The American military experience with tourniquet use in combat situations revolutionized the use of tourniquets for life-threatening hemorrhage from limb trauma, not only on the battlefield but also in the civilian trauma setting. Given the rapid evacuation of casualties in Iraq and Afghanistan, the median duration of tourniquet application time was reported to be 60 minutes with no resulting loss of limb.

This was a retrospective study performed by the French Military Health Service in a forward medical treatment facility in Gao, Mali between 2015 and 2020. This study looked to determine whether there were complications from extended tourniquet application in patients with combat injuries. In the Sahel, the French Military Health Service faced significant logistical challenges with operations covering five countries and a five million kilometer area. While their standard of care called for reassessing patients for conversion of tourniquets to pressure dressings within two hours after application, operational constraints often led to applications exceeding that time limit.

Included in the study were all patients with extremity injuries and the application of at least one tourniquet for a minimum of three hours. Data collected included injury patterns, associated shock, tourniquet location; duration of application, subsequent complications, and surgical procedures. The tourniquet used in all cases was the Combat Application Tourniquet (C.A.T.)

Eleven patients (39% of all patients that had tourniquets applied in the field) met inclusion criteria. The eleven patients had 14 injuries. Seven patients presented with hemorrhagic shock and five patients required two tourniquets to stop the bleeding. Four (4) patients sustained injuries as a result of improvised explosive devices (IEDs) and the remaining seven (7) had one or more high-velocity gunshot wounds. The mean tourniquet application time was 268 minutes with a range of 180 to 360 minutes. All patients developed rhabdomyolysis. Compartment syndrome occurred in 10 of the 14 limbs injured and four amputations were performed. The three most severe cases suffered persistent severe rhabdomyolysis with acute renal failure requiring dialysis.

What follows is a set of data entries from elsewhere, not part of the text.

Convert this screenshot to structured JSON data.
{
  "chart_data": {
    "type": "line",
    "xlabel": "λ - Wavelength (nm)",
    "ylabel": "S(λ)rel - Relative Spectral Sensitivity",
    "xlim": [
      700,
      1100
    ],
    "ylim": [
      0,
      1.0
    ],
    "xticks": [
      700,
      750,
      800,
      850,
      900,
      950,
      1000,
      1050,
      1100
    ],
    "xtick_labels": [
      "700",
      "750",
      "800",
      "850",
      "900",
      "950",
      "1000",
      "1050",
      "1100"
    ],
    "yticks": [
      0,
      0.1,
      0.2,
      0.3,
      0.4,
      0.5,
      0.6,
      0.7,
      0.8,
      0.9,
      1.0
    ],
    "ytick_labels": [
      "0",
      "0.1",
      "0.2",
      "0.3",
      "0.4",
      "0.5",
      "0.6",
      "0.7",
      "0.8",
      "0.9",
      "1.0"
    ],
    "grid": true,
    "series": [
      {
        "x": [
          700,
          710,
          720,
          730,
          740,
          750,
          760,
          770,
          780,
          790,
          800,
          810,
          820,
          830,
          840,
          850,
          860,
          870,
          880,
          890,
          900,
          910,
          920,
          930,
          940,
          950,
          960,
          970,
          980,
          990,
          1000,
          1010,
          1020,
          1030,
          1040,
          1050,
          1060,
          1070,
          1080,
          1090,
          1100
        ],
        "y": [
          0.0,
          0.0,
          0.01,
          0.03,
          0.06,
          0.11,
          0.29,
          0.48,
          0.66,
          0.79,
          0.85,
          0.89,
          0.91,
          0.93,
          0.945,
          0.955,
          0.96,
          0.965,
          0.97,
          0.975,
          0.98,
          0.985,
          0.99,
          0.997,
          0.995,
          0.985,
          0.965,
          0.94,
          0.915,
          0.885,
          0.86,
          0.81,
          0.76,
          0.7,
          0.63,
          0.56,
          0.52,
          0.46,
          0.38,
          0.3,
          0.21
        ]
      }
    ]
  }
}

This study is limited by the fact it has an extremely small number of patients with prolonged tourniquet times. However all did develop rhabdomyolysis. The combat setting limited the ability of medics to convert the tourniquet to other means of hemorrhage control. The manuscript is not clear on whether the amputations performed were because of the degree of muscle damage from the prolonged tourniquet application or if they were due to the extent of the injury to the limb.

Tourniquets continue to save lives on the battlefield but tourniquets left in place for extended periods can lead to serious complications. The French experience in Sahel was different than the military findings from Iraq and Afghanistan because of the long evacuation times. The authors stated that “extended and proximal tourniquet applications led to significant morbidity related to compartment syndrome and rhabdomyolysis. Hemorrhagic shock, mass casualty incident, and tactical constraints often precluded revising the temporary tourniquet applied under fire.” While tourniquets indeed saved lives, they must be revised as soon as possible if bleeding can be controlled by other means within 2 hours of application. They also advised that tourniquets be placed as distally as possible and that direct pressure should be used for wounds below the knee and elbow whenever the situation allows. Still, they cautioned that no patient should bleed to death because of the reluctance to use a tourniquet. While this was a military study, it has implications for civilian rural EMS with prolonged evacuation and transport times. Their reminders about tourniquet conversion apply to the civilian setting as well as the final caution that no one should die from uncontrolled hemorrhage because of reluctance to use a tourniquet.